To explicitly disable thinking on a model that defaults to it, send thinking: false.

Reading reasoning_content

A non-streaming response with thinking enabled includes both fields on the assistant message:

{
  "choices": [{
    "index": 0,
    "message": {
      "role": "assistant",
      "reasoning_content": "Let me work through this. The user is asking about...",
      "content": "The answer is 42."
    },
    "finish_reason": "stop"
  }]
}

content is the visible answer you’d typically show to the user. reasoning_content is the model’s chain of thought — useful for debugging, evaluation, or building “show your work” UI.

Mixlayer extracts reasoning from <think>...</think> tags in the model’s raw output and routes it to reasoning_content automatically. You will never see the tags in either field.

Examples

curl https://models.mixlayer.ai/v1/chat/completions \
  -H "Authorization: Bearer $MIXLAYER_API_KEY" \
  -H "Content-Type: application/json" \
  -d '{
    "model": "qwen/qwen3.5-27b",
    "thinking": true,
    "messages": [
      {"role": "user", "content": "If a train leaves at 3pm going 60mph and another leaves at 4pm going 80mph, when do they meet?"}
    ]
  }'

Streaming reasoning

When stream: true, reasoning arrives in delta.reasoning_content chunks alongside delta.content chunks. They interleave in the order the model produces them — typically reasoning first, then visible content.

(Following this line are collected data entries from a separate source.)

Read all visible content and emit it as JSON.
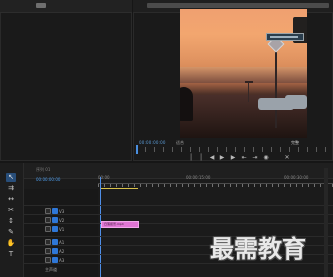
{
  "app": {
    "program_time": "00:00:00:00",
    "program_fit": "适合",
    "program_full": "完整",
    "timeline_title": "序列 01",
    "timeline_time": "00:00:00:00",
    "ruler_labels": [
      "00:00",
      "00:00:15:00",
      "00:00:30:00"
    ],
    "clip_label": "日落街景.mp4",
    "watermark": "最需教育"
  },
  "icons": {
    "play": "play-icon",
    "step_back": "step-back-icon",
    "step_forward": "step-forward-icon",
    "mark_in": "mark-in-icon",
    "mark_out": "mark-out-icon",
    "lift": "lift-icon",
    "extract": "extract-icon",
    "export_frame": "camera-icon",
    "settings": "wrench-icon",
    "selection": "selection-tool-icon",
    "track_select": "track-select-tool-icon",
    "ripple": "ripple-edit-tool-icon",
    "razor": "razor-tool-icon",
    "slip": "slip-tool-icon",
    "pen": "pen-tool-icon",
    "hand": "hand-tool-icon",
    "type": "type-tool-icon"
  },
  "tracks": [
    {
      "name": "V3"
    },
    {
      "name": "V2"
    },
    {
      "name": "V1"
    },
    {
      "name": "A1"
    },
    {
      "name": "A2"
    },
    {
      "name": "A3"
    },
    {
      "name": "主声道"
    }
  ]
}
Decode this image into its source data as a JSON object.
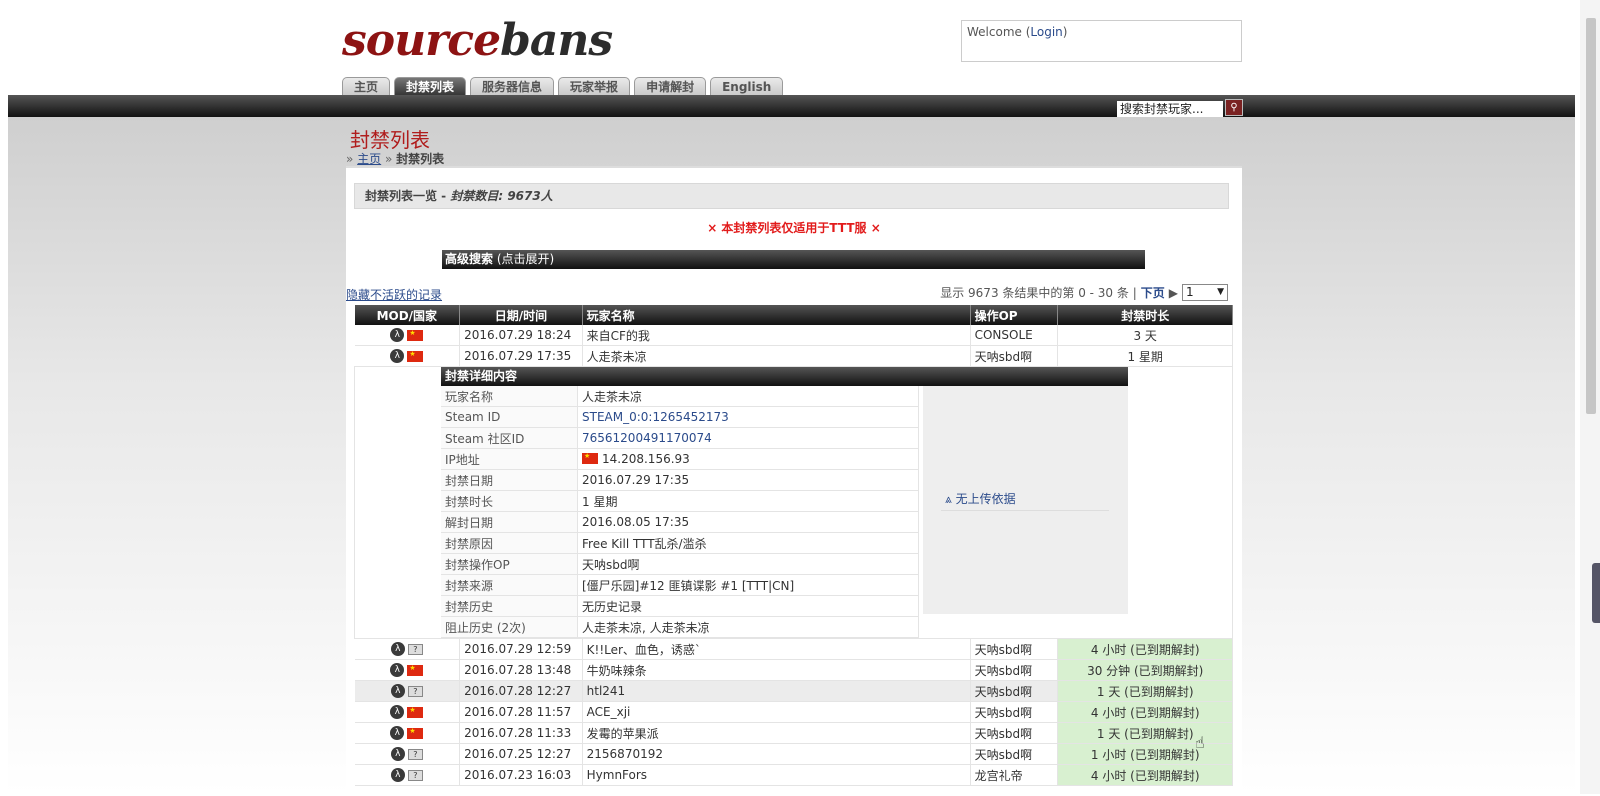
{
  "logo": {
    "part1": "source",
    "part2": "bans"
  },
  "welcome": {
    "prefix": "Welcome (",
    "link": "Login",
    "suffix": ")"
  },
  "tabs": [
    "主页",
    "封禁列表",
    "服务器信息",
    "玩家举报",
    "申请解封",
    "English"
  ],
  "search": {
    "placeholder": "搜索封禁玩家..."
  },
  "page_title": "封禁列表",
  "breadcrumb": {
    "home": "主页",
    "current": "封禁列表"
  },
  "list_header": {
    "title": "封禁列表一览 - ",
    "count": "封禁数目: 9673人"
  },
  "notice": "× 本封禁列表仅适用于TTT服 ×",
  "advanced_search": {
    "title": "高级搜索",
    "hint": " (点击展开)"
  },
  "hide_inactive": "隐藏不活跃的记录",
  "pager": {
    "text": "显示 9673 条结果中的第 0 - 30 条 |",
    "next": "下页",
    "page": "1"
  },
  "columns": [
    "MOD/国家",
    "日期/时间",
    "玩家名称",
    "操作OP",
    "封禁时长"
  ],
  "rows_top": [
    {
      "flag": "cn",
      "date": "2016.07.29 18:24",
      "name": "来自CF的我",
      "admin": "CONSOLE",
      "length": "3 天",
      "expired": false
    },
    {
      "flag": "cn",
      "date": "2016.07.29 17:35",
      "name": "人走茶未凉",
      "admin": "天呐sbd啊",
      "length": "1 星期",
      "expired": false
    }
  ],
  "detail": {
    "header": "封禁详细内容",
    "fields": [
      {
        "k": "玩家名称",
        "v": "人走茶未凉"
      },
      {
        "k": "Steam ID",
        "v": "STEAM_0:0:1265452173"
      },
      {
        "k": "Steam 社区ID",
        "v": "76561200491170074"
      },
      {
        "k": "IP地址",
        "v": "14.208.156.93"
      },
      {
        "k": "封禁日期",
        "v": "2016.07.29 17:35"
      },
      {
        "k": "封禁时长",
        "v": "1 星期"
      },
      {
        "k": "解封日期",
        "v": "2016.08.05 17:35"
      },
      {
        "k": "封禁原因",
        "v": "Free Kill TTT乱杀/滥杀"
      },
      {
        "k": "封禁操作OP",
        "v": "天呐sbd啊"
      },
      {
        "k": "封禁来源",
        "v": "[僵尸乐园]#12 匪镇谍影 #1 [TTT|CN]"
      },
      {
        "k": "封禁历史",
        "v": "无历史记录"
      },
      {
        "k": "阻止历史 (2次)",
        "v": "人走茶未凉, 人走茶未凉"
      }
    ],
    "demo": "无上传依据"
  },
  "rows_bottom": [
    {
      "flag": "unk",
      "date": "2016.07.29 12:59",
      "name": "K!!Ler、血色，诱惑`",
      "admin": "天呐sbd啊",
      "length": "4 小时 (已到期解封)"
    },
    {
      "flag": "cn",
      "date": "2016.07.28 13:48",
      "name": "牛奶味辣条",
      "admin": "天呐sbd啊",
      "length": "30 分钟 (已到期解封)"
    },
    {
      "flag": "unk",
      "date": "2016.07.28 12:27",
      "name": "htl241",
      "admin": "天呐sbd啊",
      "length": "1 天 (已到期解封)"
    },
    {
      "flag": "cn",
      "date": "2016.07.28 11:57",
      "name": "ACE_xji",
      "admin": "天呐sbd啊",
      "length": "4 小时 (已到期解封)"
    },
    {
      "flag": "cn",
      "date": "2016.07.28 11:33",
      "name": "发霉的苹果派",
      "admin": "天呐sbd啊",
      "length": "1 天 (已到期解封)"
    },
    {
      "flag": "unk",
      "date": "2016.07.25 12:27",
      "name": "2156870192",
      "admin": "天呐sbd啊",
      "length": "1 小时 (已到期解封)"
    },
    {
      "flag": "unk",
      "date": "2016.07.23 16:03",
      "name": "HymnFors",
      "admin": "龙宫礼帝",
      "length": "4 小时 (已到期解封)"
    }
  ]
}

data: {"choices":[{"delta":{"role":"assistant"}}]}
data: {"choices":[{"delta":{"reasoning_content":"Let me think. "}}]}
data: {"choices":[{"delta":{"reasoning_content":"17 * 23 = 17 * 20 + 17 * 3 = 340 + 51."}}]}
data: {"choices":[{"delta":{"content":"17 * 23 = 391."},"finish_reason":"stop"}]}

To render reasoning and content in separate UI areas, route each delta based on which field is set:

for chunk in stream:
    delta = chunk.choices[0].delta
    extra = delta.model_extra or {}
    if extra.get("reasoning_content"):
        update_reasoning_pane(extra["reasoning_content"])
    if delta.content:
        update_answer_pane(delta.content)

Constraints

⚠️

Thinking mode is incompatible with response_format: json_schema. The gateway returns an error if both are set on the same request. If you need structured output from a reasoning model, use response_format: json_object with explicit instructions in the prompt instead.

Thinking is supported on the Qwen 3.5 family. See Models for the up-to-date list of supported models and their recommended sampling settings for thinking vs. non-thinking modes.